Gallium nitride-based heterojunction field-effect transistors for high-power high-frequency MMIC power amplifiers.

Abstract

The use of wide bandgap devices and circuits has increased dramatically in recent years in step with significant advancements in material quality and device technology. Devices made with silicon carbide and gallium nitride have shown exceptional chemical and electrical stability and are extremely promising high power, high temperature, and high frequency operation. The use of III-V nitride material specifically have found applications in blue and UV emission optoelectronic devices such as LEDs, semiconductor layers, as well as solar-blind sensors and reflectors.

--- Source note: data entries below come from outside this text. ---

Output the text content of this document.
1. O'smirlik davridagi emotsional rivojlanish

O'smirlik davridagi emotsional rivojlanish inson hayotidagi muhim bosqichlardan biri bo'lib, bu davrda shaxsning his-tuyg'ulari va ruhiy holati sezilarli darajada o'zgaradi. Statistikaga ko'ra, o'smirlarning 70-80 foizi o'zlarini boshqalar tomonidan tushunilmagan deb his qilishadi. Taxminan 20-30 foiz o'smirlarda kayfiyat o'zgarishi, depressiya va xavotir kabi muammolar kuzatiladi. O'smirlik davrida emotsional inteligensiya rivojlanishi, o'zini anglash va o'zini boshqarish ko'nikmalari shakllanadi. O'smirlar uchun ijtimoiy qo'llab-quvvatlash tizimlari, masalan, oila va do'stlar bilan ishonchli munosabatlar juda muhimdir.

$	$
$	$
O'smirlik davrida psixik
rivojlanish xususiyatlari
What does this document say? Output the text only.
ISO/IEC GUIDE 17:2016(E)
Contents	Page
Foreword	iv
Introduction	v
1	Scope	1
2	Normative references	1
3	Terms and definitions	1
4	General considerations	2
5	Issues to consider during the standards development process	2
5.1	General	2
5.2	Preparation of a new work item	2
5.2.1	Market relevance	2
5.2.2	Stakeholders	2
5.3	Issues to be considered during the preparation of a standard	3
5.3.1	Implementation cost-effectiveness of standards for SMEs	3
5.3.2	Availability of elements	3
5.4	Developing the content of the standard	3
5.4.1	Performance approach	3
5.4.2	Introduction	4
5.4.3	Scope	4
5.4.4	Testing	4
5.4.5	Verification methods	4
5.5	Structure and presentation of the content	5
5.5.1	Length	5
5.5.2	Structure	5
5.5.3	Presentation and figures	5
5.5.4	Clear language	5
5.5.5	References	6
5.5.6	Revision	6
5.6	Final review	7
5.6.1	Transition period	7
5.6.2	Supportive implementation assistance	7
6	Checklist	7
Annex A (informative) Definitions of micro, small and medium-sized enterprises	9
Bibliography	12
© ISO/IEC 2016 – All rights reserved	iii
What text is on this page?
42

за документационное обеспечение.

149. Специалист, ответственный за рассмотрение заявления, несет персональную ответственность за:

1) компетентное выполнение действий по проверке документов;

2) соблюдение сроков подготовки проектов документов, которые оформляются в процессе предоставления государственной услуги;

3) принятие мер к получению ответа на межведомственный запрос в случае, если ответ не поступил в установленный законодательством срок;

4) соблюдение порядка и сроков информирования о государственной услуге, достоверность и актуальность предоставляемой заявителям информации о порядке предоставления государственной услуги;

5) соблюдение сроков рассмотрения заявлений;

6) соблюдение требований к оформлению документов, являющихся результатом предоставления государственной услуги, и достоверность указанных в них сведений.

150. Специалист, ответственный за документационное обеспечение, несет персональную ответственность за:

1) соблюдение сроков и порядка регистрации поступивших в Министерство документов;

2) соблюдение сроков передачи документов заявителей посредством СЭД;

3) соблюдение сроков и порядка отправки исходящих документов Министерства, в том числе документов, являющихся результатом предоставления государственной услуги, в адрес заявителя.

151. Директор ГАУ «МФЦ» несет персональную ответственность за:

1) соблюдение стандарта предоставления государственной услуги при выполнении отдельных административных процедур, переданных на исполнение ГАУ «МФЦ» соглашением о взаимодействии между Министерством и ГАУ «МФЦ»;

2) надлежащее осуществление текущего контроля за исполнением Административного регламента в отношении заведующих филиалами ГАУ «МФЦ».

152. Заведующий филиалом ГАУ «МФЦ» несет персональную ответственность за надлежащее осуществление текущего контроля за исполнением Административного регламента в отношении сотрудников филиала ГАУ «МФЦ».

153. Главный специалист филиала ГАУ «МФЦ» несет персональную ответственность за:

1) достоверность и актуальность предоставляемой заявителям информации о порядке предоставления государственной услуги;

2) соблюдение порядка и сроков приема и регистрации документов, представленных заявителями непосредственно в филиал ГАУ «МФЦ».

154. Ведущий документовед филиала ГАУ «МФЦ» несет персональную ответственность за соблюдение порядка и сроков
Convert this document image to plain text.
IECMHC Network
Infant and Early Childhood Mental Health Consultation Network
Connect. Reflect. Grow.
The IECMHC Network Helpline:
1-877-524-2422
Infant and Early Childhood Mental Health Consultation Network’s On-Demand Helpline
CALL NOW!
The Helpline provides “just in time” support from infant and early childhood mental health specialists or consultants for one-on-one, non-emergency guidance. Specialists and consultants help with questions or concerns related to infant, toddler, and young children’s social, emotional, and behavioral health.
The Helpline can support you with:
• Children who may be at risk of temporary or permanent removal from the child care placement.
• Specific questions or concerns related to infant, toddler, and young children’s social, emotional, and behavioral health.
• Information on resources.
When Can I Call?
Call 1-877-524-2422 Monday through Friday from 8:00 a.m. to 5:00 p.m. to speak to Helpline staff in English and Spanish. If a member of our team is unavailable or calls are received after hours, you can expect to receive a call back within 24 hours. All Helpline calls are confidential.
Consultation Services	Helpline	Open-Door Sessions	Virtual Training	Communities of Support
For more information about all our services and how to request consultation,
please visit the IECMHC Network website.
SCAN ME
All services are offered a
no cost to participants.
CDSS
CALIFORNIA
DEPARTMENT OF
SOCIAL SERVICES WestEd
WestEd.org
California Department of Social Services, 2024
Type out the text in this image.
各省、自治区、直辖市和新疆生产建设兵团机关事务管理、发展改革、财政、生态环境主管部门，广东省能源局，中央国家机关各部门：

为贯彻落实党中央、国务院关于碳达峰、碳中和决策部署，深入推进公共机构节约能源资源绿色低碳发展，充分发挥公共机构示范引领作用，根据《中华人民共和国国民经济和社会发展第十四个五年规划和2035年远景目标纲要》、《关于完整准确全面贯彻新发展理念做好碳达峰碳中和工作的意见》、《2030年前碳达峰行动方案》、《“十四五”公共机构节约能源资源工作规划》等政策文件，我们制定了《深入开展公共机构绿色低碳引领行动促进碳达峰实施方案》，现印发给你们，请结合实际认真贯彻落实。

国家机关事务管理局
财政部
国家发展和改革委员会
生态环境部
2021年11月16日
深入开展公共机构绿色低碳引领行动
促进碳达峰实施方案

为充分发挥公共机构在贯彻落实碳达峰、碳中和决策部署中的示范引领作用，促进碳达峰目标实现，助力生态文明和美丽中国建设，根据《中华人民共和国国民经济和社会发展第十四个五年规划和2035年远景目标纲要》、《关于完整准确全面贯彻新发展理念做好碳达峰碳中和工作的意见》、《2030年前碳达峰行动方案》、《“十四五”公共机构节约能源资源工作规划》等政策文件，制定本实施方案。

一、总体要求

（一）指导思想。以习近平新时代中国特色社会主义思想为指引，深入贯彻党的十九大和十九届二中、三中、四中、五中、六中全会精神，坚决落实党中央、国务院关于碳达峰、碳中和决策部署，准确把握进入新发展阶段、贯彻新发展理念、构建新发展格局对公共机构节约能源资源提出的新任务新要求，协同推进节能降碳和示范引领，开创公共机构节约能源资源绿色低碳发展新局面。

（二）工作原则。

The strong piezoelectric nature of III-V nitrides also allows for their use in chemical and pressure sensors. III-V nitride devices are now in limited commercial production for optical, electronic, and sensor application. The expected demand and technological maturation for devices made form this material system is extremely promising, but there is still quite a bit of work to be done before the promise becomes a reality. In this study, the viability of GaN-based HFETs for high frequency and high power MMIC amplifier applications will be demonstrated through fabrication process optimization and investigation of HFET performance through the optimization of layer design and device geometry. DC, pulsed I-V, low frequency noise, small and large signal characterization will be used to determine optimum operation points and structures to yield optimum large signal performance. Single- and two-stage amplifiers will be designed and simulated to indicate the potential RF MMIC performance at 12GHz and 20GHz large signal operation. SAW filter fabrication and integration with active GaN HFETs devices for sensing and low frequency RF application will also be addressed.